The densely red visitor’s side — which overwhelmed the scattered light blue across the field — saw the Red (2-7, 1-6 Ivy) lead nearly wire-to-wire before relenting in the waning moments to Columbia quarterback Sean Brackett, who dove in from a yard out for the winning score with 37 seconds remaining. The score capped a rally of 17 unanswered points by the Lions.

Brackett had his hand in nearly every play for the Lions (4-5, 2-4 Ivy), throwing 41 passes and piling up 25 rushes. Of his 151 rushing yards, 108 came in the second half and got the Lions’ offense churning. Brackett’s double-digit runs fueled two of the Lions’ second half scoring drives as Red defenders struggled to contain him to the pocket.

“I think he’s put that perfection thing on the shelf,” said Columbia head coach Norries Wilson while praising his quarterback.

On an unseasonably warm day, Cornell moved the ball fluidly through three quarters behind freshman quarterback Jeff Mathews, who completed 15-of-27 passes for 183 yards through those periods. The Red committed to the run as well with 28 rushes through three stanzas, winning the time of possession battle as a result. The offensive line gave Mathews time, avoiding some of the protection issues that have been plaguing the group recently. That all changed when the final period began, though, and Cornell couldn’t hang on.

Offensive chicanery got Cornell in position for its first score when Mathews lined up as a receiver and received the ball in a double reverse. He found Luke Tasker who was tripped up and stumbled down to the one, a 37-yard gain. Mathews punched it in on the ground two plays later to put Cornell up, 7-0.

Although Columbia didn’t register a first down until the second quarter and Brackett misfired to several open receivers, the Lions rallied at the end of the half, driving 89 yards to the Cornell seven. With the clock winding down Brackett tried to hit a man streaking across the middle short of the goal line. The man he wound up hitting was senior safety Ben Heller, who picked off the pass and looked to have a clear path to the other end zone. Heller tried to cut back when he saw Brackett, though, and the Columbia signal caller took him down to end the half.

A bit of offensive subterfuge again led to points for the Red as the squad extended its lead to 17-3 in the third period. Versatile junior Ryan Houska — who accounted for 95 yards via six rushes, five catches, and a pass completion — took a snap in the wildcat formation and began to dart up the middle. Nearing the line of scrimmage, he paused and instead hauled it to big tight end J.C. Tretter, a sophomore, who barreled into the end zone 27 yards downfield.

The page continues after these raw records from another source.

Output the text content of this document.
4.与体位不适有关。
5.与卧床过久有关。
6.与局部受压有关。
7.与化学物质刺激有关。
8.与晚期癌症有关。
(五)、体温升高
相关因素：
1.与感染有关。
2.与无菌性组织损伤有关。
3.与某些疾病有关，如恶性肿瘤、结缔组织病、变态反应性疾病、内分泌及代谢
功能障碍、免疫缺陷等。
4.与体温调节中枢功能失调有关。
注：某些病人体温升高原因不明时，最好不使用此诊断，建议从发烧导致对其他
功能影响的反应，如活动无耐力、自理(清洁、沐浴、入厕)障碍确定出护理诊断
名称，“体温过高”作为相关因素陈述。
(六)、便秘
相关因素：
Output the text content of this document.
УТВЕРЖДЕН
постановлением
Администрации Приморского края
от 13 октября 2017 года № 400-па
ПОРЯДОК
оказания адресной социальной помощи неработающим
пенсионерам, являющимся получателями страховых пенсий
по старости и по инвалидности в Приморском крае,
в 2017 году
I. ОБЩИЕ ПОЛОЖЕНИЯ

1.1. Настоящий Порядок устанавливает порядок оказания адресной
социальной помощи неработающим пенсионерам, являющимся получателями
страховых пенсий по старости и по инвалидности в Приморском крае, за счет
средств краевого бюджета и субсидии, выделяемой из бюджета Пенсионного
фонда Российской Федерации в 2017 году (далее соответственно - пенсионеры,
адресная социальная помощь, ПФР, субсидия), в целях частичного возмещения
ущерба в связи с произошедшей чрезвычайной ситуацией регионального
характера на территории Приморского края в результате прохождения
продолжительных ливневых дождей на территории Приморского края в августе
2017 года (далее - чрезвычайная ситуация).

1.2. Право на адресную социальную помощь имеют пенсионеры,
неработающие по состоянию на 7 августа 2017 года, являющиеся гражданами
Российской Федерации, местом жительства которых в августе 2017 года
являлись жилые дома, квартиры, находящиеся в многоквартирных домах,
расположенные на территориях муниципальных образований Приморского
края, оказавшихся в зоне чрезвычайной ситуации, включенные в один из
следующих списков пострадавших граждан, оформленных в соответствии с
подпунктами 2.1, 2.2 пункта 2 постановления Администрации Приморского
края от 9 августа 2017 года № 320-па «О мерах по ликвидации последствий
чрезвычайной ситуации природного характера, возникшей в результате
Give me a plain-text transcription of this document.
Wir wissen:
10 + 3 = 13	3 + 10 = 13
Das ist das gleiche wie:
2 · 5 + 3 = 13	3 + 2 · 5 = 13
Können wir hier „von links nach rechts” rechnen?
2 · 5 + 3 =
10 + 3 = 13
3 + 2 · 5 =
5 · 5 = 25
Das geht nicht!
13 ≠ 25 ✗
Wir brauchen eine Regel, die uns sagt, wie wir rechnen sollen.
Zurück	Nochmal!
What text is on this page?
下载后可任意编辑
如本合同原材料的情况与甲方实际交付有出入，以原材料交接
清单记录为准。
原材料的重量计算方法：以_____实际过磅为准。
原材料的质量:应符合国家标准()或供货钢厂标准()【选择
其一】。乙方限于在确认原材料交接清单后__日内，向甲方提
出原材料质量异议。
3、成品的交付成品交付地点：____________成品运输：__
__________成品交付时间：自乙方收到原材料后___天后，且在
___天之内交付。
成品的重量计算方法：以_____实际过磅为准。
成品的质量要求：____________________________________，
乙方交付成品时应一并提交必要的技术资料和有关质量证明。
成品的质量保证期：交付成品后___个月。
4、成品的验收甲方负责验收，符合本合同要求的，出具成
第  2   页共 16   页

Then the Cornell offense came to a standstill. Mathews only completed two of nine passes in the fourth quarter and barely overthrew an open receiver deep downfield on a fake double reverse. As a team, the Red registered only a single first down. Cornell had controlled the ball over six minutes more than its opponent through three, but Columbia closed that gap to just over a minute and a half by the final whistle.

“Once we start on that roll, when we’re getting three-and-out, three-and-out, three-and-out, you just see it in their faces, and you see the looks on ours, and they’re completely different, and you feel that high and you feel unstoppable,” Columbia senior linebacker and captain Matt Moretto said after the game.

Columbia’s offense played off its defensive prowess and the squad climbed back into the game with a short touchdown pass by Brackett and a field goal to make it 17-13. Brackett, who had started to hit receivers more accurately and elude tacklers in the third, passed for 101 yards and ran for another 50 in the fourth quarter. He found success running the option and with several draws and scrambles.

It was a 16-yard scramble on third-and-10 that kept Columbia’s winning drive alive. Then Brackett’s arm took over as he chipped away 10 yards at a time. Cornell had a chance to squelch the drive when Columbia faced a fourth-and-one at the Red’s three-yard line. Brackett pushed the pile forward for the first down and dove into the end zone two plays later.

With two time outs and 29 seconds on the clock, Cornell, in theory, was going to get chance a last chance. Columbia’s squib kick after the late touchdown slipped through the hands of several Cornell players and the Lions kick coverage bore down on the return team, recovering the last of the fumbles.

The loss dropped Cornell to seventh in Ivy standings.